Industri senam bergulir dengan momentum besar di tahun 2025, terutama dengan perhelatan 2025 World Artistic Gymnastics Championships yang digelar di Jakarta, Indonesia pada 19–25 Oktober. Acara ini menandai kali pertama negara di Asia Tenggara menjadi tuan rumah kejuaraan dunia senam artistik. Dengan 77 negara peserta dan fokus pada kompetisi individu tanpa babak tim, ajang ini menjadi sorotan dunia senam global.
Namun, tidak semua berjalan mulus: salah satu isu yang muncul adalah keberatan dari atlet dan federasi soal isu visa dan akses. Misalnya, Israel Gymnastics Federation mengajukan banding melalui Court of Arbitration for Sport (CAS) atas penolakan visa atlet Israel oleh pihak Indonesia, isu yang digadang-gadang mencederai prinsip nondiskriminasi dalam olahraga. Kondisi ini menambahkan lapisan geopolitik yang tak terduga dalam kompetisi yang sejatinya fokus pada prestasi olahraga.
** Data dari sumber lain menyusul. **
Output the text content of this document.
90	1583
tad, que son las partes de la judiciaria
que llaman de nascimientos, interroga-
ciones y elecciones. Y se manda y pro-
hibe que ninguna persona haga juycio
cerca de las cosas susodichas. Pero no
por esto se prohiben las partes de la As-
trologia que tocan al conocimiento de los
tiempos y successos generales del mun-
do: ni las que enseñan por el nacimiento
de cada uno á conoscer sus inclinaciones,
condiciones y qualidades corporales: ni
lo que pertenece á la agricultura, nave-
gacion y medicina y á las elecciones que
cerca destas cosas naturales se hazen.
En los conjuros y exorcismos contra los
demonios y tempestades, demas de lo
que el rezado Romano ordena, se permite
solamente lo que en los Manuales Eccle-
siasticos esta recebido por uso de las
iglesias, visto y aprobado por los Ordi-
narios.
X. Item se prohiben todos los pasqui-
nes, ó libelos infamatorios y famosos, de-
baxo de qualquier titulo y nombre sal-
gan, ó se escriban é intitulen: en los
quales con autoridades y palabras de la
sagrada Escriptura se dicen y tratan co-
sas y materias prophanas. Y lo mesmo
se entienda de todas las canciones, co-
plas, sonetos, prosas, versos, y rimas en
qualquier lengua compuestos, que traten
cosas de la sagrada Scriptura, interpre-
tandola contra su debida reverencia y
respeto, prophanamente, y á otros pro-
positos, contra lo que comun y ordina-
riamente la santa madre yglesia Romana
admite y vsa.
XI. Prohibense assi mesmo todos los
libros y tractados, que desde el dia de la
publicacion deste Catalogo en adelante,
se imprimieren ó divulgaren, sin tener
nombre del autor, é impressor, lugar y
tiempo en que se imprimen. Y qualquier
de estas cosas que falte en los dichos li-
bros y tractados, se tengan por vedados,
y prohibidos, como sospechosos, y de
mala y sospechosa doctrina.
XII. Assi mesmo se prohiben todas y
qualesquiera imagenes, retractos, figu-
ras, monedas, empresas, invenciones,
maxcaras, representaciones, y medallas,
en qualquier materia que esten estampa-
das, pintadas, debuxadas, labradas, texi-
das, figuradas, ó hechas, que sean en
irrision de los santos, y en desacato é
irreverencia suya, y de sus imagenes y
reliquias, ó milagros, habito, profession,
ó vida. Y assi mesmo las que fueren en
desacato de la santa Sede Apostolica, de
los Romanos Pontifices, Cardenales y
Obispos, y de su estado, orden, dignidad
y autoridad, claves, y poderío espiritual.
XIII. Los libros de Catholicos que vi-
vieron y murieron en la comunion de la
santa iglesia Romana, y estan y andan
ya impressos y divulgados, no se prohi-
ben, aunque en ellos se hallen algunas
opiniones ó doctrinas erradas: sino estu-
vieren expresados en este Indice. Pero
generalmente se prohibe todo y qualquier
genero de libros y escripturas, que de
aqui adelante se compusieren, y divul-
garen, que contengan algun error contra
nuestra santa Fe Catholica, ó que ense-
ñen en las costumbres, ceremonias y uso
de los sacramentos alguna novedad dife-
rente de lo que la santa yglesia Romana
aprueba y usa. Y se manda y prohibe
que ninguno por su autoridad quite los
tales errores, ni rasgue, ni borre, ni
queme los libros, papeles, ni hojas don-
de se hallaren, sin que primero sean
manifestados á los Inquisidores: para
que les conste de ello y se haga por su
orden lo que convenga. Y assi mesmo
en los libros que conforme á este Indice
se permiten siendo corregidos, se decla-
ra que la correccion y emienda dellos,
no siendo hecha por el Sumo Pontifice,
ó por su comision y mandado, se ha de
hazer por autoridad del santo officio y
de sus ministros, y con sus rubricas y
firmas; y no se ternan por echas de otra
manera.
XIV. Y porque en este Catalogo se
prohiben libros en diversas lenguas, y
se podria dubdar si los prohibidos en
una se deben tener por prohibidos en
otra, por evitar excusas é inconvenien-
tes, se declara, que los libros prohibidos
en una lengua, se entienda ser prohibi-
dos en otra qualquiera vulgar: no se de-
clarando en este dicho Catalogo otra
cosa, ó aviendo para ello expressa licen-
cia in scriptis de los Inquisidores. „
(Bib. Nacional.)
Di sisi performa atlet, prestasi mencolok datang dari kompetisi nasional di Amerika Serikat: Hezly Rivera berhasil merebut gelar all-around nasional pada 2025 U.S. Gymnastics Championships dengan dominasi luar biasa dalam beberapa perangkat. Keberhasilan Rivera menegaskan bahwa regenerasi dan persaingan dalam senam wanita AS terus naik, menjelang ajang dunia dan Olimpiade berikutnya.
Terakhir, dari segi regulasi dan budaya olahraga senam, terdapat perubahan menarik di Eropa: French Gymnastics Federation (FFGym) mengizinkan atlet wanita memakai celana pendek di atas leotard mulai Januari 2025 dalam semua disiplin senam sebagai langkah inklusivitas dan kenyamanan atlet. Ini mencerminkan arah baru olahraga senam yang tidak hanya fokus pada performa, tetapi juga menghargai keberagaman, kesejahteraan atlet, dan perubahan norma sosial.